Ilustração: Marcos Gauti
Ilustração: Marcos Gauti


Por Sonoe Juliana Ono Fonseca


O que Respighi, Bach, Pixinguinha e Brubeck tem em comum? Quase nada. Para uma criança de cinco anos? Tudo. Na minha infância, eles ocuparam a mesma função, como trilha sonora de brincadeiras e fantasias. Nos devaneios de castelos assombrados, guerras e cavaleiros, era Respighi com seus Pinheiros de Roma que ajudava a compor o cenário, assim como as peças de órgão de Bach e Buxtehude. As festas de fadas e princesas aconteciam ao som de Vivaldi e chorinho. E as brincadeiras tinham Beatles e Chico Buarque.

Essa falta de respeito com a dita erudição da música clássica e dos nichos de cada estilo me permitiu ouvir todos os sons da mesma forma. Aí está uma das vantagens de se ter acesso à diversidade musical na infância: desprovida dos freios sociais e culturais, a criança tem liberdade para o novo, sem os preconceitos e os dogmas que carregaremos em nossas vidas. Lembro sempre de meu primo aos quatro anos, dançando ao lado da máquina de lavar roupas: “a máquina também canta, não é, mamãe?”.

No meu caso, a vitrola portátil me acompanhava nas brincadeiras e foram tantas idas e vindas que estraguei o LP dos Secos e Molhados ao deixá-lo no sol. Conviviam em harmonia os meus discos de histórias, os dos meus irmãos adolescentes e os discos dos meus pais, de Brubeck a Stravisnki, passado por Caymmi e pela Bossa Nova. Na adolescência, morei ao lado do Teatro Guaira, em Curitiba, e assisti shows, concertos, balés, peças de teatro. Vaguei pelas entranhas do teatro, espiando pelas coxias e levando bronca dos seguranças. Isso tirou do espetáculo a aura do sagrado e permitiu ver como algo próximo e possível.

Talvez por isso penso na escuta como no paladar: acredito que seja um sentido que se desenvolve a partir da experimentação. Quanto mais contato com diferentes estilos, mais percebemos novos “sabores” musicais. Podemos gostar ou não, mas aprendemos a sentir outros sons.

Refletindo sobre essa minha conexão com a música, três pontos me saltam aos olhos: o caráter altamente pessoal de cada escuta, o caráter universal da linguagem e o ouvir como um ponto de partida para o exercício do diálogo.  São questões que me intrigam e que despertaram o desejo de conhecimento.

Assim como as outras artes, a música é uma linguagem que conta, com ou sem palavras, suas histórias. A efemeridade e a falta de materialidade poderiam dificultar sua compreensão, mas não é isso que acontece. O caráter pessoal da escuta aparece com a percepção temporal do som, ou seja, é a lembrança do que ouvimos, mesclada com nossas próprias memórias, formando a sensação final e que é única. Talvez seja isso que torne a fruição tão pessoal de um lado e tão universal de outro: ela se mistura com os nossos sentimentos e por isso se adapta a cada um.

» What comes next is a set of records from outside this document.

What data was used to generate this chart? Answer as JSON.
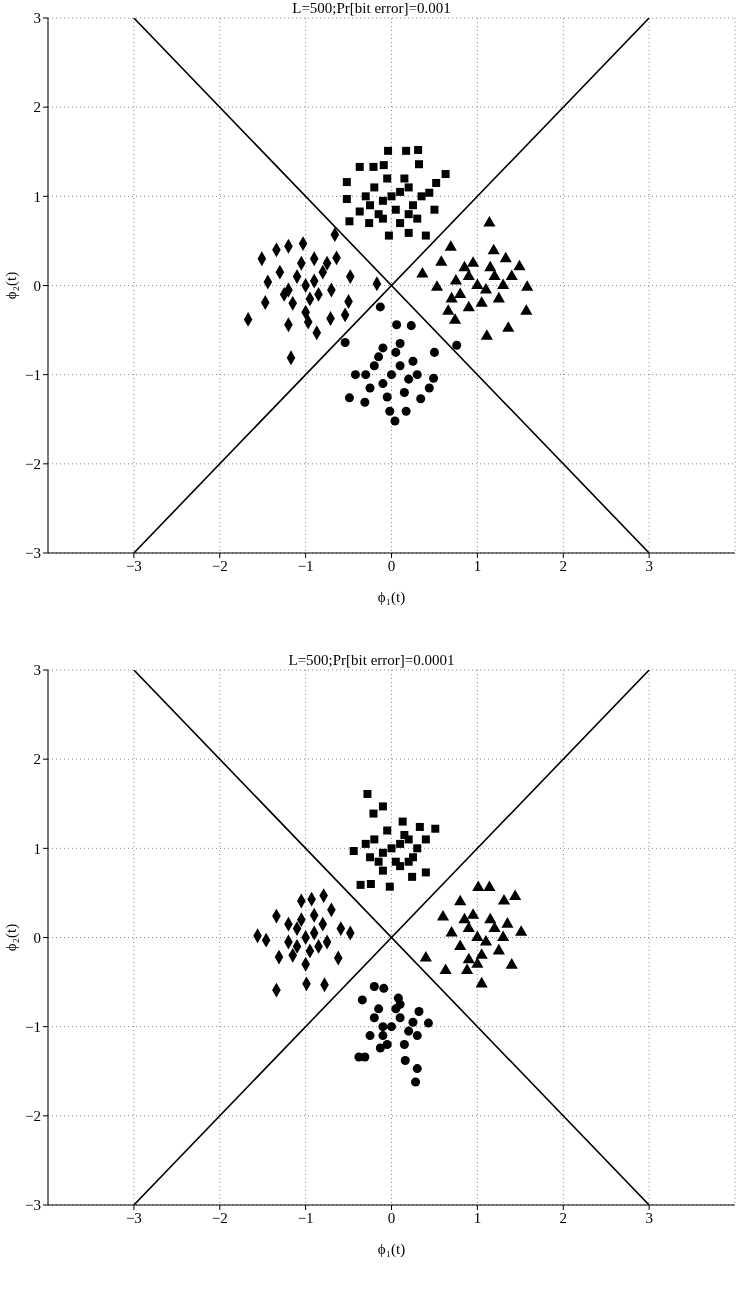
{
  "chart_data": [
    {
      "type": "scatter",
      "title": "L=500;Pr[bit error]=0.001",
      "xlabel": "ϕ₁(t)",
      "ylabel": "ϕ₂(t)",
      "xlim": [
        -4,
        4
      ],
      "ylim": [
        -3,
        3
      ],
      "xticks": [
        -3,
        -2,
        -1,
        0,
        1,
        2,
        3
      ],
      "yticks": [
        -3,
        -2,
        -1,
        0,
        1,
        2,
        3
      ],
      "grid": true,
      "legend": false,
      "series": [
        {
          "type": "line",
          "marker": "none",
          "color": "#000000",
          "x": [
            -3,
            3
          ],
          "values": [
            3,
            -3
          ]
        },
        {
          "type": "line",
          "marker": "none",
          "color": "#000000",
          "x": [
            -3,
            3
          ],
          "values": [
            -3,
            3
          ]
        },
        {
          "marker": "square",
          "color": "#000000",
          "x": [
            -0.04,
            0.17,
            0.31,
            -0.37,
            -0.21,
            -0.09,
            0.32,
            0.63,
            -0.52,
            0.52,
            -0.52,
            0.44,
            0.5,
            -0.49,
            -0.26,
            -0.03,
            0.2,
            0.4,
            -0.37,
            0,
            0.1,
            -0.1,
            0.2,
            -0.2,
            0.05,
            -0.15,
            0.25,
            0.3,
            -0.3,
            0.15,
            -0.05,
            0.35,
            -0.25,
            0.1,
            -0.1,
            0.2
          ],
          "values": [
            1.51,
            1.51,
            1.52,
            1.33,
            1.33,
            1.35,
            1.36,
            1.25,
            1.16,
            1.15,
            0.97,
            1.04,
            0.85,
            0.72,
            0.7,
            0.56,
            0.59,
            0.56,
            0.83,
            1,
            1.05,
            0.95,
            1.1,
            1.1,
            0.85,
            0.8,
            0.9,
            0.75,
            1.0,
            1.2,
            1.2,
            1.0,
            0.9,
            0.7,
            0.75,
            0.8
          ]
        },
        {
          "marker": "diamond",
          "color": "#000000",
          "x": [
            -1.51,
            -1.34,
            -1.2,
            -1.03,
            -0.66,
            -1.67,
            -1.17,
            -0.87,
            -1.2,
            -0.54,
            -0.5,
            -0.48,
            -0.17,
            -1.47,
            -1.44,
            -0.71,
            -0.97,
            -0.64,
            -1,
            -1.1,
            -0.9,
            -1.2,
            -0.8,
            -1.05,
            -0.95,
            -1.15,
            -0.85,
            -1.3,
            -0.75,
            -1.25,
            -0.7,
            -1.0,
            -0.9
          ],
          "values": [
            0.3,
            0.4,
            0.44,
            0.47,
            0.57,
            -0.38,
            -0.81,
            -0.53,
            -0.44,
            -0.33,
            -0.18,
            0.1,
            0.02,
            -0.19,
            0.04,
            -0.37,
            -0.41,
            0.31,
            0,
            0.1,
            0.05,
            -0.05,
            0.15,
            0.25,
            -0.15,
            -0.2,
            -0.1,
            0.15,
            0.25,
            -0.1,
            -0.05,
            -0.3,
            0.3
          ]
        },
        {
          "marker": "triangle",
          "color": "#000000",
          "x": [
            1.14,
            0.69,
            1.19,
            1.33,
            1.49,
            0.36,
            1.58,
            1.57,
            1.36,
            1.11,
            0.74,
            0.66,
            0.53,
            0.58,
            1,
            0.9,
            1.1,
            0.8,
            1.2,
            0.95,
            1.05,
            0.85,
            1.3,
            0.75,
            1.15,
            0.9,
            1.25,
            1.4,
            0.7
          ],
          "values": [
            0.7,
            0.43,
            0.39,
            0.3,
            0.21,
            0.13,
            -0.02,
            -0.29,
            -0.48,
            -0.57,
            -0.39,
            -0.29,
            -0.02,
            0.26,
            0,
            0.1,
            -0.05,
            -0.1,
            0.1,
            0.25,
            -0.2,
            0.2,
            0,
            0.05,
            0.2,
            -0.25,
            -0.15,
            0.1,
            -0.15
          ]
        },
        {
          "marker": "circle",
          "color": "#000000",
          "x": [
            -0.13,
            -0.54,
            0.76,
            0.06,
            0.23,
            -0.49,
            0.04,
            -0.02,
            0.17,
            0.34,
            0.44,
            0.5,
            0.49,
            -0.42,
            -0.31,
            0,
            0.1,
            -0.1,
            0.2,
            -0.2,
            0.05,
            -0.15,
            0.25,
            -0.25,
            0.15,
            -0.05,
            0.3,
            -0.3,
            0.1,
            -0.1
          ],
          "values": [
            -0.24,
            -0.64,
            -0.67,
            -0.44,
            -0.45,
            -1.26,
            -1.52,
            -1.41,
            -1.41,
            -1.27,
            -1.15,
            -0.75,
            -1.04,
            -1.0,
            -1.31,
            -1,
            -0.9,
            -1.1,
            -1.05,
            -0.9,
            -0.75,
            -0.8,
            -0.85,
            -1.15,
            -1.2,
            -1.25,
            -1.0,
            -1.0,
            -0.65,
            -0.7
          ]
        }
      ]
    },
    {
      "type": "scatter",
      "title": "L=500;Pr[bit error]=0.0001",
      "xlabel": "ϕ₁(t)",
      "ylabel": "ϕ₂(t)",
      "xlim": [
        -4,
        4
      ],
      "ylim": [
        -3,
        3
      ],
      "xticks": [
        -3,
        -2,
        -1,
        0,
        1,
        2,
        3
      ],
      "yticks": [
        -3,
        -2,
        -1,
        0,
        1,
        2,
        3
      ],
      "grid": true,
      "legend": false,
      "series": [
        {
          "type": "line",
          "marker": "none",
          "color": "#000000",
          "x": [
            -3,
            3
          ],
          "values": [
            3,
            -3
          ]
        },
        {
          "type": "line",
          "marker": "none",
          "color": "#000000",
          "x": [
            -3,
            3
          ],
          "values": [
            -3,
            3
          ]
        },
        {
          "marker": "square",
          "color": "#000000",
          "x": [
            -0.28,
            -0.1,
            -0.21,
            0.51,
            -0.44,
            -0.36,
            -0.24,
            -0.02,
            0.24,
            0.4,
            0.4,
            0.33,
            0.13,
            0,
            0.1,
            -0.1,
            0.2,
            -0.2,
            0.05,
            -0.15,
            0.25,
            -0.3,
            0.15,
            -0.05,
            0.3,
            -0.25,
            0.1,
            -0.1,
            0.2
          ],
          "values": [
            1.61,
            1.47,
            1.39,
            1.22,
            0.97,
            0.59,
            0.6,
            0.57,
            0.68,
            0.73,
            1.1,
            1.24,
            1.3,
            1,
            1.05,
            0.95,
            1.1,
            1.1,
            0.85,
            0.85,
            0.9,
            1.05,
            1.15,
            1.2,
            1.0,
            0.9,
            0.8,
            0.75,
            0.85
          ]
        },
        {
          "marker": "diamond",
          "color": "#000000",
          "x": [
            -1.56,
            -1.46,
            -1.34,
            -0.78,
            -0.99,
            -0.79,
            -0.93,
            -1.05,
            -0.48,
            -0.59,
            -1.34,
            -1.31,
            -0.62,
            -0.7,
            -1,
            -1.1,
            -0.9,
            -1.2,
            -0.8,
            -1.05,
            -0.95,
            -1.15,
            -0.85,
            -1.2,
            -0.75,
            -1.0,
            -0.9,
            -1.1
          ],
          "values": [
            0.02,
            -0.03,
            -0.59,
            -0.53,
            -0.52,
            0.47,
            0.43,
            0.41,
            0.05,
            0.1,
            0.24,
            -0.22,
            -0.23,
            0.31,
            0,
            0.1,
            0.05,
            -0.05,
            0.15,
            0.2,
            -0.15,
            -0.2,
            -0.1,
            0.15,
            -0.05,
            -0.3,
            0.25,
            -0.1
          ]
        },
        {
          "marker": "triangle",
          "color": "#000000",
          "x": [
            1.01,
            1.14,
            1.44,
            1.51,
            0.4,
            0.63,
            1.05,
            1.4,
            0.8,
            0.6,
            1.31,
            0.88,
            1,
            0.9,
            1.1,
            0.8,
            1.2,
            0.95,
            1.05,
            0.85,
            1.3,
            0.7,
            1.15,
            0.9,
            1.25,
            1.35,
            1.0
          ],
          "values": [
            0.56,
            0.56,
            0.46,
            0.06,
            -0.23,
            -0.37,
            -0.52,
            -0.31,
            0.4,
            0.23,
            0.41,
            -0.37,
            0,
            0.1,
            -0.05,
            -0.1,
            0.1,
            0.25,
            -0.2,
            0.2,
            0,
            0.05,
            0.2,
            -0.25,
            -0.15,
            0.15,
            -0.3
          ]
        },
        {
          "marker": "circle",
          "color": "#000000",
          "x": [
            -0.2,
            -0.09,
            0.08,
            0.32,
            0.43,
            -0.38,
            -0.31,
            0.3,
            0.28,
            0.16,
            -0.13,
            -0.34,
            0,
            0.1,
            -0.1,
            0.2,
            -0.2,
            0.05,
            -0.15,
            0.25,
            -0.25,
            0.15,
            -0.05,
            0.3,
            0.1,
            -0.1
          ],
          "values": [
            -0.55,
            -0.57,
            -0.68,
            -0.83,
            -0.96,
            -1.34,
            -1.34,
            -1.47,
            -1.62,
            -1.38,
            -1.24,
            -0.7,
            -1,
            -0.9,
            -1.1,
            -1.05,
            -0.9,
            -0.8,
            -0.8,
            -0.95,
            -1.1,
            -1.2,
            -1.2,
            -1.1,
            -0.75,
            -1.0
          ]
        }
      ]
    }
  ]
}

A universalidade citada acima é a mesma para o rock, o pop, a música brasileira, instrumental ou vocal, e permeia todas as camadas sociais. As eventuais barreiras que se impõem são dogmas, como o da música clássica rotulada como de difícil compreensão e o rock sendo algo somente para jovens. Deixando de lado os preconceitos, as diferenças são apenas sabores que podem ser degustados por qualquer um.

Finalmente, penso na escuta como um caminho para o diálogo: aprender a ouvir, a entender o diferente, extrapolando as linguagens artísticas à medida que nos colocamos abertos ao outro.  Como não acreditar nessa sensibilização para nos tornarmos seres humanos melhores, capazes de contribuir na construção de um mundo mais compreensivo para as diversidades?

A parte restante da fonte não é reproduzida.